In the middle of them towers Caesar, gifted not only in seemingly off-the-cuff chatter but blessed with a mobilely expressive face capable of going from serene smile to sweat-popping anxiety without a misstep. By the time he came to “Your Show of Shows,” he had worked onstage — and on television, where he had appeared with Milton Berle (one of TV’s earliest comedy stars) and with Coca on “Admiral Broadway Revue,” a variety show in 1949.

People like Berle had made their mark on TV with big humor that could be picked up easily on the small TV screens of the day — “broad slapstick and snappy one-liners,” as the New York Times put it.

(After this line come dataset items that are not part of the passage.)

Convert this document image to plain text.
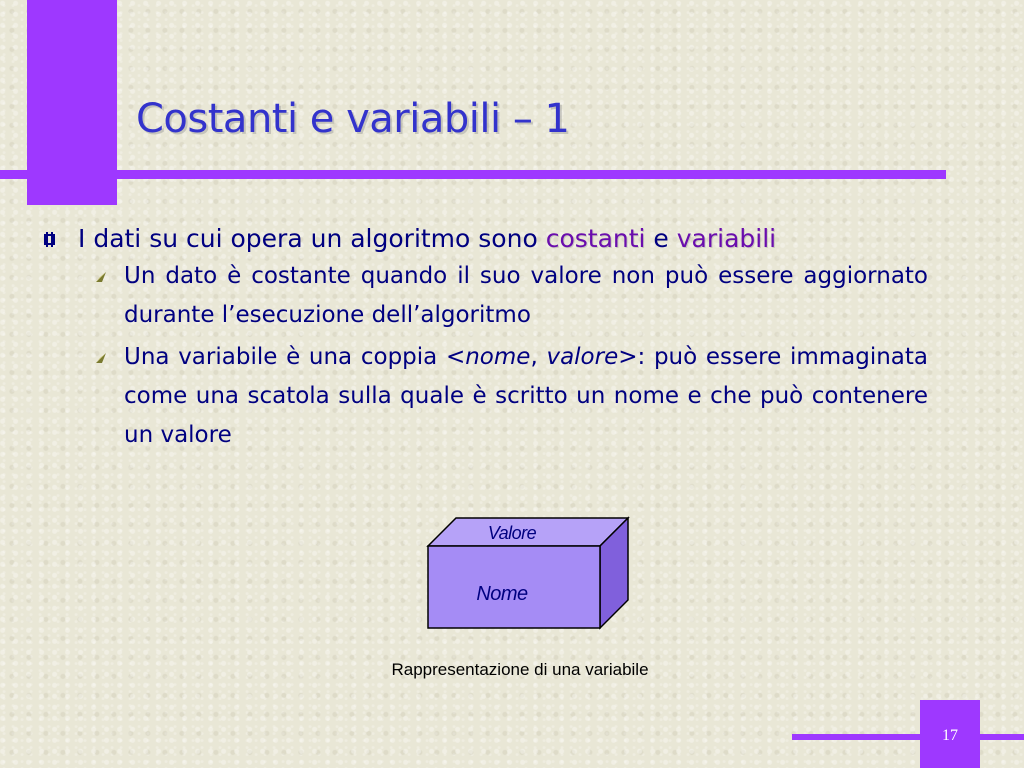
Costanti e variabili – 1
I dati su cui opera un algoritmo sono costanti e variabili
Un dato è costante quando il suo valore non può essere aggiornato durante l’esecuzione dell’algoritmo
Una variabile è una coppia <nome, valore>: può essere immaginata come una scatola sulla quale è scritto un nome e che può contenere un valore
Valore
Nome
Rappresentazione di una variabile
17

Caesar, the Times added, “introduced a different kind of humor to the small screen, at once more intimate and more absurd, based less on jokes or pratfalls than on characters and situations.” Indeed, when I think of Caesar, I often come back to that face, working in a tiny-TV closeup to bring us close to what his character was feeling.

And how good was Caesar? The “Admiral” show, noted the Los Angeles Times, was dropped by its TV-manufacturing sponsor because the company needed its sponsorship money “to build a new factory to keep up with the skyrocketing number of orders for its TV sets generated by the show.” But when that show ended, Caesar, Coca and producer Max Liebman took their talents as a package to NBC, and “Your Show of Shows” was born.

The show was not the biggest hit of its time — Berle, for one, was more popular — but in a time of few networks, even modest successes could command huge audiences and generate conversation, as Caesar’s shows often did among an audience that appreciated its to-the-absurdist-limit takes on “Pagliacci” or “From Here to Eternity” or “This Is Your Life.” The smart viewers spotted the art being presented through Caesar by Simon, Mel Brooks, Larry Gelbart and others. And, as Chase said, the future TV writers in the audience were taking notes.

Unfortunately, it’s both fair and painful to say that he hit his peak more than 50 years ago. Part of this had to do with his struggles with alcohol and pills, struggles that would later lead him into projects that were not up to his talents, or got less than half of what he could do. (He plaintively titled his 1982 autobiography “Where Have I Been?”)

At the same time, his skills as we know them seemed best suited to the television sketch — the relatively brief bit which, in his heyday, could still last minutes longer than 21st-century TV comedy allows. He could form a character, make you laugh and then go on to a new character or sketch. Like many of his spiritual heirs on “Saturday Night Live,” longer-form comedy was not his best showcase.

Yet when the old material was repackaged for the movie “Ten From Your Show of Shows” in 1973, there were hosannas from spectators new and old. VHS and later DVD collections of his classic sketches did still more to remind people of Caesar at his best.

He sure did not forget his marvelous way with a laugh — as he reminded folks on that night in Pasadena.